Further, use rvest::html_nodes and rvest::html_text functions to extract the text using relevant xpath selectors. (this Chrome extension should help)

reqTxt <- pgCnt %>%
  html_nodes(xpath = "//div[text()='Employees']/following-sibling::div") %>%
  html_text(trim = TRUE)

Output of reqTxt

> reqTxt
[1] "2,300,000"

UPDATE

The error Selenium message:unknown error: unexpected command response seems to be occurring specifically 103 version of Chromedriver. More info here. One of the answers there was a giving a simple wait of 5 seconds before and after the driver navigates to the URL. And I have also used tryCatch to keep continuing the code to run within a while loop. Essentially, the code will run until it loads the page. This seems to work.

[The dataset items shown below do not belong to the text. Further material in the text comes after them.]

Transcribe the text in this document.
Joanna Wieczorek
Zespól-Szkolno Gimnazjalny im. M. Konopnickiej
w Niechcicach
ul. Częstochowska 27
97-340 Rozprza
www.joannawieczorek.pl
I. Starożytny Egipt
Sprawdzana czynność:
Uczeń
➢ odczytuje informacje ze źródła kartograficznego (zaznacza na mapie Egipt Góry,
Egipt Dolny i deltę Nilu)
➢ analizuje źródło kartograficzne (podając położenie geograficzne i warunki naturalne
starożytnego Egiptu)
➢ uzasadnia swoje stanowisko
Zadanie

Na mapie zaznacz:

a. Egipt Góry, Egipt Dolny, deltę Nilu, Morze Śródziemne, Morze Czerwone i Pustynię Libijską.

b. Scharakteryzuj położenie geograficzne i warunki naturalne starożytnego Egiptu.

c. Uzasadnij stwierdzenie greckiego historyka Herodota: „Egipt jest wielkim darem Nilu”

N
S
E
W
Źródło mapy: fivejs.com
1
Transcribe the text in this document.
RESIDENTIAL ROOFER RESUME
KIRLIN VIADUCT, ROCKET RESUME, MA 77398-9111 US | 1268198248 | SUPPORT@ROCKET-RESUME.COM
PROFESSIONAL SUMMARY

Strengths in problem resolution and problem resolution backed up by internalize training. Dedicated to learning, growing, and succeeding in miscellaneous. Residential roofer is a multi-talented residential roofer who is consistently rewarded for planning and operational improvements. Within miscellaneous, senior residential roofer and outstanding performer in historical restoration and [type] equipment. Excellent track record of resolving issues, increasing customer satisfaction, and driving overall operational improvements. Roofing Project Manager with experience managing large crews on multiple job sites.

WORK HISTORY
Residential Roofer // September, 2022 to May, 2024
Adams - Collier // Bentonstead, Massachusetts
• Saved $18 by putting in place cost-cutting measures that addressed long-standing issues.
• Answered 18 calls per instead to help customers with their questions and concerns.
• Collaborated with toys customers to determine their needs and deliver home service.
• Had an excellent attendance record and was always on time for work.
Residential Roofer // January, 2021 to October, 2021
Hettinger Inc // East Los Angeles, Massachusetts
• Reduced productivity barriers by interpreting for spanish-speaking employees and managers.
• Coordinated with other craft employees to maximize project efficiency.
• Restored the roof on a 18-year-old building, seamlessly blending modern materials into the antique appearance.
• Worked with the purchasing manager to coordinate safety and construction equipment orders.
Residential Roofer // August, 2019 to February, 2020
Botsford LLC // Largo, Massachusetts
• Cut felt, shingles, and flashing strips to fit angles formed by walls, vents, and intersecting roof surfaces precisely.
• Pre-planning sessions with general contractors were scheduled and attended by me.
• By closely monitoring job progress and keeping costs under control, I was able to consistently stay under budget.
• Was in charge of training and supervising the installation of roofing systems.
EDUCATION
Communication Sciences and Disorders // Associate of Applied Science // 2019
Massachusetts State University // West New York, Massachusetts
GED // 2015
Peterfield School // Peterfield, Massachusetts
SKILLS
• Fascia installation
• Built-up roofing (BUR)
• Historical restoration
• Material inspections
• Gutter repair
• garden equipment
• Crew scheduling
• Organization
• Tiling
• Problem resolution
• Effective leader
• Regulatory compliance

# Function to fetch employee count
getEmployees <- function(myURL) {
  pagestatus <<- 0
  while(pagestatus == 0) {
    tryCatch(
      expr = remDr$navigate(url = myURL),
      pagestatus <<- 1,
      error = function(error){
        pagestatus <<- 0
        
      }  
    )
  }
  pgSrc <- remDr$getPageSource()
  pgCnt <- read_html(pgSrc[[1]])
  return(pgCnt %>% html_nodes(xpath = "//div[text()='Employees']/following-sibling::div") %>% html_text(trim = TRUE))
}

Implement this function to all of your dataframe URLs.

for(i in 1:nrow(Data)) {
  Sys.sleep(5)
  Data[i, 2] <- getEmployees(Data[i, 1])
  Sys.sleep(5)
}

Now when we see the output of second column

> Data[, 2]
 [1] "2,300,000" "1,608,000" "154,000"   "258,000"   "271,025"   "118,400"  
 [7] "183,000"   "157,000"   "98,200"    "72,500"    "7,400"     "189,000"  
[13] "42,595"    "133,000"   "208,248"   "450,000"